Mit der Frage nach frühneuzeitlicher Öffentlichkeit steht Küsters Studie in der langen Reihe von Arbeiten, die von Jürgen Habermas' im Jahre 1962 erschienener Untersuchung "Strukturwandel der Öffentlichkeit" ausgehen. Auf die weite Rezeption des Habermas'schen Modells, aber auch die Kontroversen, die es ausgelöst hat, geht Küster in seiner kurzen Einleitung referierend ein, bezieht jedoch keine Stellung dazu; vielmehr wirft er wenige Seiten später die grundsätzliche Frage auf, "wer und was "Öffentlichkeit" eigentlich war" (19), womit er sein Erkenntnisinteresse sehr allgemein angibt. Bewusst weit gefasst versteht der Autor unter "Öffentlichkeit" im weiteren "ein Forum von Kommunikation" (20), das er mithilfe des einfachen kommunikationstheoretischen Modells von Sender, Empfänger und Medien betrachtet. Hält Küster bereits die Diskussion des Begriffs "Öffentlichkeit" kurz, so verzichtet er auch weitgehend auf die der Begriffe "Kommunikation" und "Medien".

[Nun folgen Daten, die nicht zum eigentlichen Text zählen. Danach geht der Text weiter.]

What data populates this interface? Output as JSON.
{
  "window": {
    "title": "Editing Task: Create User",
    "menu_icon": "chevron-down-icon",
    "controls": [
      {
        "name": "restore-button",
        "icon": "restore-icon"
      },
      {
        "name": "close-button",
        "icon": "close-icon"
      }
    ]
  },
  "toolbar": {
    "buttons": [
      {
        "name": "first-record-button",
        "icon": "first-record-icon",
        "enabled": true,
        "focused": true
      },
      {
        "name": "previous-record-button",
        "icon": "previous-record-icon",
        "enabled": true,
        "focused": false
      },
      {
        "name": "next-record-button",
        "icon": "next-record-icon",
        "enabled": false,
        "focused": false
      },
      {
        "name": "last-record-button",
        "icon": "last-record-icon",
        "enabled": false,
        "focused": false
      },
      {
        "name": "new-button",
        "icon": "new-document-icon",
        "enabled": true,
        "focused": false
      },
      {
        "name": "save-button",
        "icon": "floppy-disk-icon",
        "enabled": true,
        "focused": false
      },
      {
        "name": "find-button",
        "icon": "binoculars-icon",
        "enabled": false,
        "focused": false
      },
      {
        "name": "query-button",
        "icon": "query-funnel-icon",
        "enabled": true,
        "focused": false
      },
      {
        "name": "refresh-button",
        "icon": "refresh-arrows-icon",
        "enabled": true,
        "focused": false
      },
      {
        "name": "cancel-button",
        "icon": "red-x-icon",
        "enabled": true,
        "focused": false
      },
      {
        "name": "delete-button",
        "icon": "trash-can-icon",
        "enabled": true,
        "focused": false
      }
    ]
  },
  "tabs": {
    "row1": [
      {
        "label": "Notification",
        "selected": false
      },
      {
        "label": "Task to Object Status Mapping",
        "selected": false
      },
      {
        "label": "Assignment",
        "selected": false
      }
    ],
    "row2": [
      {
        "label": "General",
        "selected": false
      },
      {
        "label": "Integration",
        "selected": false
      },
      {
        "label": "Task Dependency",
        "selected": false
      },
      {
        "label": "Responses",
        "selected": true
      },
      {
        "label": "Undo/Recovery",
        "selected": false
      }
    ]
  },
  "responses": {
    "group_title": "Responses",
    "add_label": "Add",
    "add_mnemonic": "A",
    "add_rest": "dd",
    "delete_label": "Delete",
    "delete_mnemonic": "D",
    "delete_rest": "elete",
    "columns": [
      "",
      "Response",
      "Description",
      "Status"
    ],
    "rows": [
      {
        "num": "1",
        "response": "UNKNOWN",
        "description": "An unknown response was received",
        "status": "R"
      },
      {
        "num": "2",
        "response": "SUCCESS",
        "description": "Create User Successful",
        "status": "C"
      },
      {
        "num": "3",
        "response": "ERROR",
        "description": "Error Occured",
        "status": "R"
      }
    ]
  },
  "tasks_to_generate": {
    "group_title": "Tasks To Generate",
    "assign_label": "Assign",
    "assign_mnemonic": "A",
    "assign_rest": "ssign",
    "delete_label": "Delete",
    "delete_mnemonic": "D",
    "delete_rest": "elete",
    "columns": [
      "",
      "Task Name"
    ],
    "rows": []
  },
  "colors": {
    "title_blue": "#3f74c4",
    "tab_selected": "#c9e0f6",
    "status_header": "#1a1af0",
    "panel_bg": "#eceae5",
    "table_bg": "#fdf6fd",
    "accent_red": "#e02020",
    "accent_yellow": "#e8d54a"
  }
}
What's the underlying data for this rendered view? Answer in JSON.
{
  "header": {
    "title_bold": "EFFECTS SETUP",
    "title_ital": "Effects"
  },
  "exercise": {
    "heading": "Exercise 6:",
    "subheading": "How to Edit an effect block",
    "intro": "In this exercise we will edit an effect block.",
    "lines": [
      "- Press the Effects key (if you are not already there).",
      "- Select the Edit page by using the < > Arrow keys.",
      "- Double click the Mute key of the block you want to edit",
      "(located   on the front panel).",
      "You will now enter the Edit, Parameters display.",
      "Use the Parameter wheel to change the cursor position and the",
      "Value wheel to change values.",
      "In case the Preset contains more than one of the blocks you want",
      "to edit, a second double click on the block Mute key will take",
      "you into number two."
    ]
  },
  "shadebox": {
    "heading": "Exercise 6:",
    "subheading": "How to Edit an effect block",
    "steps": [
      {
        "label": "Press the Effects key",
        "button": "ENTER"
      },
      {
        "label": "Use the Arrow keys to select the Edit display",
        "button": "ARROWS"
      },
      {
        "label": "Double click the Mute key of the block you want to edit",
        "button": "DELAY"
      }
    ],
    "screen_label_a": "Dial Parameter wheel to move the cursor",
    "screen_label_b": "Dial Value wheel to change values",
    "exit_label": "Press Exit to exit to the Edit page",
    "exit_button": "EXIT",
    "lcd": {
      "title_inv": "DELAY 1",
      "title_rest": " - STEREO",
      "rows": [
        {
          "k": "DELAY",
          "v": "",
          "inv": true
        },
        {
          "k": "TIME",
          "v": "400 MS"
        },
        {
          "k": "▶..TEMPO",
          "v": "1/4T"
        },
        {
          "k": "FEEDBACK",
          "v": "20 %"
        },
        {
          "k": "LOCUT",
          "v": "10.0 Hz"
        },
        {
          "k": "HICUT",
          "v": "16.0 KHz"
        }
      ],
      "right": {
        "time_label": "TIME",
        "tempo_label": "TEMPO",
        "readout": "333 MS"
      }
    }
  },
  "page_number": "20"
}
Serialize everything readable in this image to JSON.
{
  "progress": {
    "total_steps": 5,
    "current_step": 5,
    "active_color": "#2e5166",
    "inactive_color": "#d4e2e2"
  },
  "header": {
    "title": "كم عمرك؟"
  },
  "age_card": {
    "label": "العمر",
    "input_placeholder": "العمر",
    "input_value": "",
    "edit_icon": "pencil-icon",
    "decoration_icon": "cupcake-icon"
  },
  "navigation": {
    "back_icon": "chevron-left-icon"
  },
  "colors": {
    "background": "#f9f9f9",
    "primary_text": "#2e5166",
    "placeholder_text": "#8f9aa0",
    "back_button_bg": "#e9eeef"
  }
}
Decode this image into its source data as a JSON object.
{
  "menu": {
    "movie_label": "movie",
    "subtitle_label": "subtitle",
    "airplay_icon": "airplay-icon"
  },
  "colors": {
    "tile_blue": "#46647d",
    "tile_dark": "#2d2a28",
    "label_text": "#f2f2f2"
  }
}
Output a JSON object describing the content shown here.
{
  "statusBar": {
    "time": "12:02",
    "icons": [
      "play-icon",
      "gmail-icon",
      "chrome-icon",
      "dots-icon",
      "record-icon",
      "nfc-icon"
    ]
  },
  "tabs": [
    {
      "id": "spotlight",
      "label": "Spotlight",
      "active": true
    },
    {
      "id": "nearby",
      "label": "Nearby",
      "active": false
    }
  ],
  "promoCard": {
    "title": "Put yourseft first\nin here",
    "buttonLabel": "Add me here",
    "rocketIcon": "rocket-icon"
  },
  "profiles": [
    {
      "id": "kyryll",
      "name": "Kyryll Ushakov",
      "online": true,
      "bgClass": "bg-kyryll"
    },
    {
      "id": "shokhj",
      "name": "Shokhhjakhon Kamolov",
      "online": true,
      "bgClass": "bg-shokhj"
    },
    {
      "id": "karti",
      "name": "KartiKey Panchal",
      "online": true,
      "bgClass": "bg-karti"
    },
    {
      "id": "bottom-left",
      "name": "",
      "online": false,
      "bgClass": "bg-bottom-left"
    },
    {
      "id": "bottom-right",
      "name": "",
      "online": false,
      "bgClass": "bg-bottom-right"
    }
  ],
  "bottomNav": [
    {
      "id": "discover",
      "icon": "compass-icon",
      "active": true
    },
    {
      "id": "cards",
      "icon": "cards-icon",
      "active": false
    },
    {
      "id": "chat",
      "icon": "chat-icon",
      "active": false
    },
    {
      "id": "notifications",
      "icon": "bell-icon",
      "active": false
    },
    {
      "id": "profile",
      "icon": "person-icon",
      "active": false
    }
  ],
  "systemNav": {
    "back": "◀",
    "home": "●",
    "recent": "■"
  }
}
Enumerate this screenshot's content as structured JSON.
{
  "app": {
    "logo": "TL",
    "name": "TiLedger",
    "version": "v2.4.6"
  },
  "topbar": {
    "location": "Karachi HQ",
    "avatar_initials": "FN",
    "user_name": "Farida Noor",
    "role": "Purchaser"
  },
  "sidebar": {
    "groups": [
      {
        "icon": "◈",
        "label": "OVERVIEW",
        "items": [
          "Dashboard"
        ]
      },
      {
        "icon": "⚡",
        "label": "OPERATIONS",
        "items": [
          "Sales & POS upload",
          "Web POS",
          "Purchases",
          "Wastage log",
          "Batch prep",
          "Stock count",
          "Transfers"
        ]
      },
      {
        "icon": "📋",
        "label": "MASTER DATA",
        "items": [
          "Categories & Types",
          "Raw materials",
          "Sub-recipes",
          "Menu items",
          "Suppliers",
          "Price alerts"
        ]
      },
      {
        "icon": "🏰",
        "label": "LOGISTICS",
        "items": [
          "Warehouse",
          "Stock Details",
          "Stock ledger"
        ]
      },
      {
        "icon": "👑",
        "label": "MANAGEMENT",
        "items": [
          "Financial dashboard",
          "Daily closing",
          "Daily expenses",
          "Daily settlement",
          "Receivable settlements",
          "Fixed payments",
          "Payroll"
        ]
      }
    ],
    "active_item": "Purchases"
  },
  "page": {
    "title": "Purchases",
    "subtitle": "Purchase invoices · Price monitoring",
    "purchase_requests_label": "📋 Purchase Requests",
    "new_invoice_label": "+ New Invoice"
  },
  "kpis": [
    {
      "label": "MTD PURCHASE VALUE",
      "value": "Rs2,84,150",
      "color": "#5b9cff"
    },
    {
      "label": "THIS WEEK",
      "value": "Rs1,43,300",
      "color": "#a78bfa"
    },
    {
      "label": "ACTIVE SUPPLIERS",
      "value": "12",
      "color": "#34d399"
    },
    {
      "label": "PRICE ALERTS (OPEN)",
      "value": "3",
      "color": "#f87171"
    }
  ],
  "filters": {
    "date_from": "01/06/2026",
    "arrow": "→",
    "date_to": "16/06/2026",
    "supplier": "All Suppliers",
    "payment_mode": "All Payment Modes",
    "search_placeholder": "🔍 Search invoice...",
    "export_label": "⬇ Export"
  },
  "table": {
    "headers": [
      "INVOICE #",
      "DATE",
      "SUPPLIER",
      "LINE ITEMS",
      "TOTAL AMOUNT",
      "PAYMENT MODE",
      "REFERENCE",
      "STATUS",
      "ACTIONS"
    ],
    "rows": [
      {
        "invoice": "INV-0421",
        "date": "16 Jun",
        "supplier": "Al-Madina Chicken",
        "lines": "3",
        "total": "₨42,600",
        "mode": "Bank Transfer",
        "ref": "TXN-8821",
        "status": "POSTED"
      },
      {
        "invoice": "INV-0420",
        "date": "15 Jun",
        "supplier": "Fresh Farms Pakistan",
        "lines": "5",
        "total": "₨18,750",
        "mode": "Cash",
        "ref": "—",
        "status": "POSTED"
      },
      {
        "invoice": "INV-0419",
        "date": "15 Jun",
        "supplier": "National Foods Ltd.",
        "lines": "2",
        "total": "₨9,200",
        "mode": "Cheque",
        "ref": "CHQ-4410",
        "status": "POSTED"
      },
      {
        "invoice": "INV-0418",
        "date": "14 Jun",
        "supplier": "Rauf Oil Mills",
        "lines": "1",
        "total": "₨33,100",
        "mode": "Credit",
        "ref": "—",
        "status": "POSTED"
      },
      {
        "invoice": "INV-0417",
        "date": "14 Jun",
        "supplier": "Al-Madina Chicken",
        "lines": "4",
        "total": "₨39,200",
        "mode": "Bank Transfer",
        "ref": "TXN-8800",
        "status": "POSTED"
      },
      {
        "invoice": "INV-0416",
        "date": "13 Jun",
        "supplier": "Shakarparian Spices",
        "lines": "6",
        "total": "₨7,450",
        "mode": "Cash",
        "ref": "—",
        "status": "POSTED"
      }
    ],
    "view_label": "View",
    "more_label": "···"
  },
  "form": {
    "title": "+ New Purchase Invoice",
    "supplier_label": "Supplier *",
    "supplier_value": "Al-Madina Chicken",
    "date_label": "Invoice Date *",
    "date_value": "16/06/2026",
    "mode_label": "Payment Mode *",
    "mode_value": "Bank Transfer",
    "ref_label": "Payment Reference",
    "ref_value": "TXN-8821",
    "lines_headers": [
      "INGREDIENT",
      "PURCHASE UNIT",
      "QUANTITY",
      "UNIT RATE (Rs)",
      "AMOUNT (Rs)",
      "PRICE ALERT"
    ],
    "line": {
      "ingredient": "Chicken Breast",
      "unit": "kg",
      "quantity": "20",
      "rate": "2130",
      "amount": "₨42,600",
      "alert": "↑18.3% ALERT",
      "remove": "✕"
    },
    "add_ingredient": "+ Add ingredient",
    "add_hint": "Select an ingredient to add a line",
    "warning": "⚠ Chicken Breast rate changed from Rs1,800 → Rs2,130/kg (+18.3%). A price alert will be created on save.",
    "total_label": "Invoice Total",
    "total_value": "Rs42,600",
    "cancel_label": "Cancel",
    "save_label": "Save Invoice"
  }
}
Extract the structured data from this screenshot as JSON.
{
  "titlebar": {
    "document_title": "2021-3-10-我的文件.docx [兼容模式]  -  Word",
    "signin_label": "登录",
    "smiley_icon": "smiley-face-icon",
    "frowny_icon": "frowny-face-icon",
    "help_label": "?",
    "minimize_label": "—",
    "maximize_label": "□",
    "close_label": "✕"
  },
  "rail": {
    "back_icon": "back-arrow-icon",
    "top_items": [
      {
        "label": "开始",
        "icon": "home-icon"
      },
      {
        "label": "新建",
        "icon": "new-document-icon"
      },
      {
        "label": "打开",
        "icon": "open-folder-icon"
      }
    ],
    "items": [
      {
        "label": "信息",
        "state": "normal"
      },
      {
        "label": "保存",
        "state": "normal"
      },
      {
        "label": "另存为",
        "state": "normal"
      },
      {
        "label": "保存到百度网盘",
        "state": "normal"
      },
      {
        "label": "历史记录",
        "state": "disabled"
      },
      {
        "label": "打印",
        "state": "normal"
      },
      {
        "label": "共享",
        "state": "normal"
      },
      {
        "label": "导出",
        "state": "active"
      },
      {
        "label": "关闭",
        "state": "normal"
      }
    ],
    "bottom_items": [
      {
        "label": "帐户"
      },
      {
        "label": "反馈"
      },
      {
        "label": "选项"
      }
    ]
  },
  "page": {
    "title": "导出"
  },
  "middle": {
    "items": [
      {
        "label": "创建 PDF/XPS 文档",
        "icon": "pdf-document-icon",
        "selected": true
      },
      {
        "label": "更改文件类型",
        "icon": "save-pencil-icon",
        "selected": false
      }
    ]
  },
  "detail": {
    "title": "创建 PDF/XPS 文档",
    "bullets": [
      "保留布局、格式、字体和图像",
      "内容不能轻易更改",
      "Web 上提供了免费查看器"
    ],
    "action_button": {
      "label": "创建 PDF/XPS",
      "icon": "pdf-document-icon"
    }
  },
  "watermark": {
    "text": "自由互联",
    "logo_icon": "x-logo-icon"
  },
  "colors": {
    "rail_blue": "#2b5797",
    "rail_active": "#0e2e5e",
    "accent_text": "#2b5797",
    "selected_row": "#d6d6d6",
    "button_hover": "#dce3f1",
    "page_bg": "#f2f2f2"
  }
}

Dennoch lassen sich mit diesen drei Schlüsselbegriffen Fragen entwickeln, die bereits für zahlreiche theoretische und empirische Arbeiten aus verschiedenen Fachbereichen ergiebig genutzt worden sind. Das Neue an der vorliegenden Arbeit ist das erweiterte Untersuchungsgebiet: Hier soll die Kommunikation über eine Schlacht in vier Staaten mit drei Landessprachen und zwei Regierungssystemen erforscht werden (absolutistische Regierungen in Österreich, Kurhannover und Frankreich, parlamentarische Monarchie in Großbritannien). Dieser komparatistische Ansatz ist zu begrüßen und weckt Erwartungen auf den Ertrag.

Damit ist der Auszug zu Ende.